Para Braverman (1980), o capitalista, por meio da gerência (management), empenha-se em assumir o controle da situação que envolve o trabalho, confiscando também toda a vida do trabalhador, em última instância. Conseqüentemente, o trabalhador perde não apenas o controle sobre o ato produtivo, mas, sobretudo, é desapropriado da autonomia de estabelecer seu próprio ritmo de trabalho, ficando, assim, privado da sua condição de sujeito, de sua prática (desconstrução subjetiva da força de trabalho) para assujeitar-se à cadência imposta por um outro trabalhador considerado superior. Assim, torna-se necessário compreender, de forma sistemática, como se realiza essa complexa constituição do gerenciamento no chão-de-fábrica e que processos culturais e subjetivos estão nela envolvidos.

No que diz respeito ao termo “cargo”, Weber (1966) afirma que a pessoa que representa tipicamente a autoridade ocupa um “cargo”, ou seja: “na atividade específica de seu status, que inclui a atividade de mando, está subordinada a uma ordem impessoal para a qual se orientam suas ações. Isso é verdadeiro não apenas para os que exercem a autoridade legal inscrita no conceito usual de “funcionários”, mas, por exemplo, para o presidente eleito de um Estado”.

O que faz com que alguns trabalhadores ocupem cargo de comando e outros não? Como os “escolhidos” para chefiar surgem e são definidos? Qual o perfil social e subjetivo desses trabalhadores “escalados” no chão de fábrica? Este estudo parte das seguintes hipóteses: 1) que a ocupação de cargos gerenciais é fruto de estratégias; 2) que essas estratégias utilizadas pelos trabalhadores operam a des-construção subjetiva da força de trabalho e subsunção, mas também evidenciam processos de resistência e reprodução social.

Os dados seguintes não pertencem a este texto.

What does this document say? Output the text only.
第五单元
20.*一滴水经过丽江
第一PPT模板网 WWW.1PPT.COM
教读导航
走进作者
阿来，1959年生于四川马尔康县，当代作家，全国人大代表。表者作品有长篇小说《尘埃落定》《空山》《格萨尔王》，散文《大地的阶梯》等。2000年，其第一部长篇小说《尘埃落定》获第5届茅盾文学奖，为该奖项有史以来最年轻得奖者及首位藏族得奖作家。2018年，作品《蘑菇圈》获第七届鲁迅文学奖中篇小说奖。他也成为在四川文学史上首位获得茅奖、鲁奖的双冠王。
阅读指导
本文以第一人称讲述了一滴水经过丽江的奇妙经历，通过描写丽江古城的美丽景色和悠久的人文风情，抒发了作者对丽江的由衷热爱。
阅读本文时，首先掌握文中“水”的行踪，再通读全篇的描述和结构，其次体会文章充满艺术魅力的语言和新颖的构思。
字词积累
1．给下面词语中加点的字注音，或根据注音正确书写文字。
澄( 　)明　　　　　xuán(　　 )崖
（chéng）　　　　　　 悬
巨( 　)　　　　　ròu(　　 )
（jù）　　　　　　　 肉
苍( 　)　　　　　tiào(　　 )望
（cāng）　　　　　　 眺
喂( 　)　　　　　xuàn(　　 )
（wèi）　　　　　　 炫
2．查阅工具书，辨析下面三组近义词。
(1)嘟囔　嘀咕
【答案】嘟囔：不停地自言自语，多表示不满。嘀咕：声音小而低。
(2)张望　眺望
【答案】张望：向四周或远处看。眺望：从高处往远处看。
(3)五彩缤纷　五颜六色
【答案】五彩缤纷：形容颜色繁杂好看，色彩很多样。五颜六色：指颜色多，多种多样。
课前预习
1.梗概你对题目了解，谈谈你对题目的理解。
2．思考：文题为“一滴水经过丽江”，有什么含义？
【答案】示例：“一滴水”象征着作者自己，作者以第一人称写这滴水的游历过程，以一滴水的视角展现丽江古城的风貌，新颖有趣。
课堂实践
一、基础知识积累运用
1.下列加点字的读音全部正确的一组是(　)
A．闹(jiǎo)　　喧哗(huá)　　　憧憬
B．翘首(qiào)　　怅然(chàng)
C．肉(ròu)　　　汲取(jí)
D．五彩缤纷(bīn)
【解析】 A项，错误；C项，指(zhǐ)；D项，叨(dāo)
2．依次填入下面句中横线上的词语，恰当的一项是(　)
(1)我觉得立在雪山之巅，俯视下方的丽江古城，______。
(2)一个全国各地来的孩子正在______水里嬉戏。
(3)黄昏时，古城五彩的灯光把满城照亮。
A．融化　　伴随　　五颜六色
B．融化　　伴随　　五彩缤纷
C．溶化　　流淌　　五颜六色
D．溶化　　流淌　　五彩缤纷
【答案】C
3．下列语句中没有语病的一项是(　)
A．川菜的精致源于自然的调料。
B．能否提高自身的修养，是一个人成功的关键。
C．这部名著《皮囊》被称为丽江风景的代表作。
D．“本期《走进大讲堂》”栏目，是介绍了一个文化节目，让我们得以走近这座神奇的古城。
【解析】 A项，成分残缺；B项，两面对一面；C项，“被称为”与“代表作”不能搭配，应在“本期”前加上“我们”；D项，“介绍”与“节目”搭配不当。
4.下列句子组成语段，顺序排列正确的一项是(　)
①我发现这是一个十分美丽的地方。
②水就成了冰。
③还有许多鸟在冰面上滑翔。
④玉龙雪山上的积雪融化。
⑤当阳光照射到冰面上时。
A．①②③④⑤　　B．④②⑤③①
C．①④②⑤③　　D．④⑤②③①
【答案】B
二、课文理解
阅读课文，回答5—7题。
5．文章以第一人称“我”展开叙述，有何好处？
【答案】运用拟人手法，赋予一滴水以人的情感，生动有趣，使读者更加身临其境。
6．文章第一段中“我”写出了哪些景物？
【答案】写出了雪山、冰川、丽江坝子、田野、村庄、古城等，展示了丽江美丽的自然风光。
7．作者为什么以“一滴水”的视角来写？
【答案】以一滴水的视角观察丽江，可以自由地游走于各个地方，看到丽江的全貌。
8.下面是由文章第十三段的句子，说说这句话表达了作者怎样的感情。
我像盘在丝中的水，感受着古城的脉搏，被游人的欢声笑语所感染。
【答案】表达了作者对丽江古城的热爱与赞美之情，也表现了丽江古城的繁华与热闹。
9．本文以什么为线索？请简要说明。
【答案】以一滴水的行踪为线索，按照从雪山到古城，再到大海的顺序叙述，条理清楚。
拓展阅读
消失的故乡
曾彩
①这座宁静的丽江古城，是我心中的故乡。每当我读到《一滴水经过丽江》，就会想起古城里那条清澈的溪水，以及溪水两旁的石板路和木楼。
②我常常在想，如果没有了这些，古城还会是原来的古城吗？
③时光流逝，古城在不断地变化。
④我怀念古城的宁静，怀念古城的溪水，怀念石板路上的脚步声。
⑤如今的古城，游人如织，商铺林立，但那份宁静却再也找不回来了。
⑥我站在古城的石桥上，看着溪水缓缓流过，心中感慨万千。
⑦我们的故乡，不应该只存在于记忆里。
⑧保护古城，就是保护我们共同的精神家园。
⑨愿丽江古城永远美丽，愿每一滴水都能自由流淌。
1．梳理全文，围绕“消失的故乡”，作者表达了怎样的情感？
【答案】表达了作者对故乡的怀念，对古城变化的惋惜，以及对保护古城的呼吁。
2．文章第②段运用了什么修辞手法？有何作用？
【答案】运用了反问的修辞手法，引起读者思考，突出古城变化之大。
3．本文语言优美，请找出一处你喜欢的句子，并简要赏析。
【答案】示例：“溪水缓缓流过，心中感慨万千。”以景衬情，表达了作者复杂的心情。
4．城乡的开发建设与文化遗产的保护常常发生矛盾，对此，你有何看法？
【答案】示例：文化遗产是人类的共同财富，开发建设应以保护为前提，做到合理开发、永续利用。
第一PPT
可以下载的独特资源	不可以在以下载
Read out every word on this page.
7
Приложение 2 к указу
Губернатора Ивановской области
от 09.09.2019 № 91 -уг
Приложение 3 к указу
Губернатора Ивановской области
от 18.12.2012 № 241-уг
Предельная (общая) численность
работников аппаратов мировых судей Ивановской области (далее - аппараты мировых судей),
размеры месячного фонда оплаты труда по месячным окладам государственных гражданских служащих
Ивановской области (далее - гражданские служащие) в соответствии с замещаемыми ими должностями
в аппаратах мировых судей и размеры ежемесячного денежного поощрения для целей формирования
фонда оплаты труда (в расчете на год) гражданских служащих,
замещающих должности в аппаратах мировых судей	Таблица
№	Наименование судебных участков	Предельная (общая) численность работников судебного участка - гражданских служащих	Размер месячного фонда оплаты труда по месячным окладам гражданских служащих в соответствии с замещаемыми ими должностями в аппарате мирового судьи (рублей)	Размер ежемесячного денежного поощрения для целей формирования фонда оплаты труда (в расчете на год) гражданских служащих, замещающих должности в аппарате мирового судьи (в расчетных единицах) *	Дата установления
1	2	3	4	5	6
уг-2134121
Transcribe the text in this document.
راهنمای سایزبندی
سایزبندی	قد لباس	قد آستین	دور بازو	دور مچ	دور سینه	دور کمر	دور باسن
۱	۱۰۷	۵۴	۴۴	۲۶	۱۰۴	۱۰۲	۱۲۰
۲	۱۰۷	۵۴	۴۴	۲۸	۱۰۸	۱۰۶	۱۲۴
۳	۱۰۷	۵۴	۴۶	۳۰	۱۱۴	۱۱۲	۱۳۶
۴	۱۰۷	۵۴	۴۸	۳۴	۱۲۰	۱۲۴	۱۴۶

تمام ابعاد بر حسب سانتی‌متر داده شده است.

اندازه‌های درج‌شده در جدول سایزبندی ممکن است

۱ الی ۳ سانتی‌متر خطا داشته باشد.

Partindo do princípio de que o exercício gerencial, no modo de produção capitalista, é pura manifestação social e política de um grupo hegemônico, que não se restringe a uma certa cultura organizacional, mas a um conjunto de relações estabelecidas no interior da sociedade, pretende-se: 1) estudar, a partir da ótica dos trabalhadores do chão-de-fábrica, as estruturas que lhes possibilitaram a inserção e a manutenção na função de controle político, técnico e subjetivo sobre outros trabalhadores, realizando, assim, uma das várias estratégias perversas do capital; 2) compreender os mecanismos que permitem a esses trabalhadores acreditar que possuem poder sobre outros trabalhadores, “fechar os olhos para grandes injustiças que sofrem os colegas” (Minayo-Gomez e Machado, 2000) e “esquecer” sua própria condição de trabalhador. Acredita-se que as estratégias empreendidas por esses trabalhadores expressam diferentes processos de resistência, produção cultural, reprodução cultural e social.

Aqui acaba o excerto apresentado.